Lemmy always in with the super grim takes. Jeez guys can’t I just open Lemmy for a sec and look at a meme without getting terribly depressed? Mostly sarcasm but also on the real
Along those lines, I have a specialty undergarment I wear that is no longer manufactured because they couldn’t figure out a way to infomercial it outside of its intended use. A solitary person made them for thirty years and wanted to retire, and nobody wanted to just make them for people with disabilities. Now they’re gone. I bought a lifetime supply (they last about five years of heavy use, I bought ten. If I survive longer than fifty years, oopsy poopsy) before he shut down. We’ve found some decent adaptive gear through those commercials tho
Honestly if it helps get it made to help people I 100% support it. I don’t even think of them as silly, just odious.
“You should have held that… pickle, more firmly, Mr. Freeman”
“The right pickle in the wrong place can… make all the difference in the world, mr. Freeman”.
“You want to… prevent games from… being killed?

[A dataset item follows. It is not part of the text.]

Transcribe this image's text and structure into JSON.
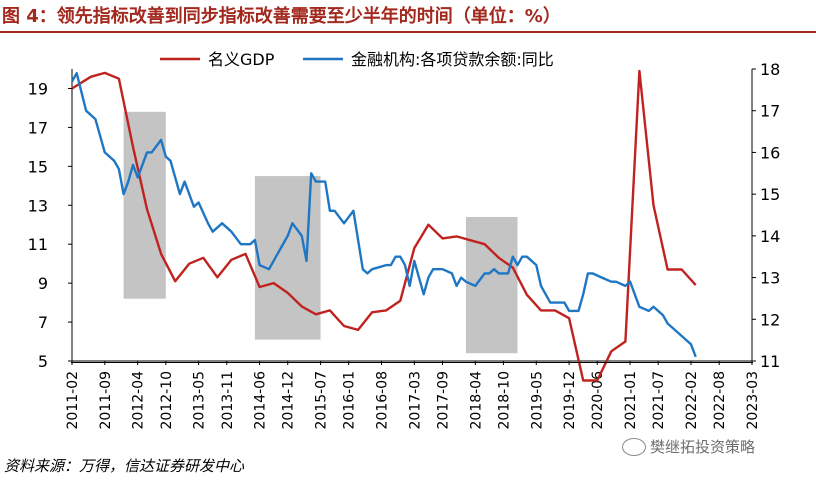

We’ll see… about that!”
When I pause my rpg (DQ3 2DHD, which doesn’t have a standard pause screen) to go do something, and I’ve left my group in front of a item vendor, so in the game, they’re just standing there for 30 minutes awkwardly in front of the vendor.
“Player just walk away from the console?”
“Sigh, yeah, asshole does it all the time. We’re just lucky we’re in town this time.”
“Fucking hell, player must’ve left you in some bad places, I’d imagine.”
“Side of a mountain once. For two fucking hours, in the middle of the night, in these clothes. That silk robe the priestess is wearing doesn’t do shit for mountain-side nighttime temperatures, goddammit! … Oh thank fuck, they’re back. See you later, potion seller.”
~(I’m the captain of the USS Callister, btw.)~
The NPCs you call in GTAO kind of comment on you just sitting there in a menu if you do it for long enough.
My potions are too strong for you, traveller!
😂 bingo!
if youre frozen in time, doesnt that imply that your neurons and the cell activity that feeds them are frozen too, and thus that you cant think to perceive being so frozen anyway?
In a universe where an infomercial demi-god can freeze you in a moment of pure embarassment, they can also have the power to keep you cognizant of everything around you as well.